Chronic obstructive pulmonary disease (COPD) is a serious lung disease that, over time, makes it hard to breathe. You may have heard COPD called other names, like chronic bronchitis or emphysema. In COPD, the airways—the tubes that carry air in and out of your lungs—are partly blocked, making it difficult to get air in and out.
Who is at risk?
- Smoking or having a history of smoking
- Long-term exposure to things that can irritate your lungs (secondhand smoke, certain chemicals, dusts or fumes)
- Genetic factors (a condition known as alpha-1 antitrypsin (AAT) deficiency)
- Eating bacon, sausage and other cured meats that can reduce lung functions
What are the signs and symptoms?
- Constant coughing, sometimes called "smoker's cough"'
- Shortness of breath while doing everyday activities
- Excess sputum or phlegm production
- Being unable to take a deep breath
How is COPD diagnosed?
The breathing test used to diagnose COPD is spirometry.
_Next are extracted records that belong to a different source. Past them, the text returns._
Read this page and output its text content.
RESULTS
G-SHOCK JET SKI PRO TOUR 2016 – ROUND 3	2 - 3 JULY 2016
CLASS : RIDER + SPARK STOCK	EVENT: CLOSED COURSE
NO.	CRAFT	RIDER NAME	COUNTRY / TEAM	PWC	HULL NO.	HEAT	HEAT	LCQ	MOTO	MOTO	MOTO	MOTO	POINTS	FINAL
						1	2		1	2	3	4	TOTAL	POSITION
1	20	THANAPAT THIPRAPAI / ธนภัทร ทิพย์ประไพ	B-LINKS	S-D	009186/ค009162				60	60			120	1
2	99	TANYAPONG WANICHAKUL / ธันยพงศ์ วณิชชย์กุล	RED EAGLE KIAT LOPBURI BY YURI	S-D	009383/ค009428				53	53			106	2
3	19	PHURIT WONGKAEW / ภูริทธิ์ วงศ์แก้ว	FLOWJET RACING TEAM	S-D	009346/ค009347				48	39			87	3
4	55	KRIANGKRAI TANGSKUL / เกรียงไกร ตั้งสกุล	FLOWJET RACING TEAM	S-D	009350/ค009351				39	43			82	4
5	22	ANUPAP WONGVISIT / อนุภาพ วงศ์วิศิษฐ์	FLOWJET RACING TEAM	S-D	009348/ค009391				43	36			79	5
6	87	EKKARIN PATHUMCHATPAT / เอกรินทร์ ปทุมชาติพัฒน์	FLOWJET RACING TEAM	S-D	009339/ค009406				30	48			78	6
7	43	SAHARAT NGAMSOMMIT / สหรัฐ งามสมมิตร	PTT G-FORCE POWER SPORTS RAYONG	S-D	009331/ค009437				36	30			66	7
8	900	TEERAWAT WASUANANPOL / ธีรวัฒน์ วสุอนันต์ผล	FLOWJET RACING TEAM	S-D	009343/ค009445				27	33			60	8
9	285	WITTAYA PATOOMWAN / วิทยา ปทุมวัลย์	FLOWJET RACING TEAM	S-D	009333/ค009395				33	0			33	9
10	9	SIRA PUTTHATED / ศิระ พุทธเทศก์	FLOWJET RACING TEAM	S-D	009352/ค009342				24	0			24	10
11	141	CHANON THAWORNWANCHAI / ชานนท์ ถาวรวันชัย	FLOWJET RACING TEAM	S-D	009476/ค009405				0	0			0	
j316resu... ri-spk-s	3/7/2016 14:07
The simple test measures the amount of air you can blow out of your lungs and how fast you can blow it out.
How is COPD treated?
COPD is different for every person and your doctor will decide the best treatment for you. Quitting smoking is the most helpful and cost-effective way to prevent and slow the progression of COPD. Your doctor may talk to you about these options:
- Staying away from all tobacco smoke
- Avoiding things that can bother your lungs, such as dust, fumes, chemicals or smog
- Taking medicines to help treat symptoms like coughing or wheezing
- Getting yearly flu shots
- Using oxygen therapy
- Staying active and joining a pulmonary rehabilitation program
- Joining a support group
Is there a cure for COPD?
There is no cure for COPD. The damage to your airways and lungs cannot be reversed, but there are things you can do to feel better and slow the damage. You can take steps to make breathing easier and live a longer and more active life.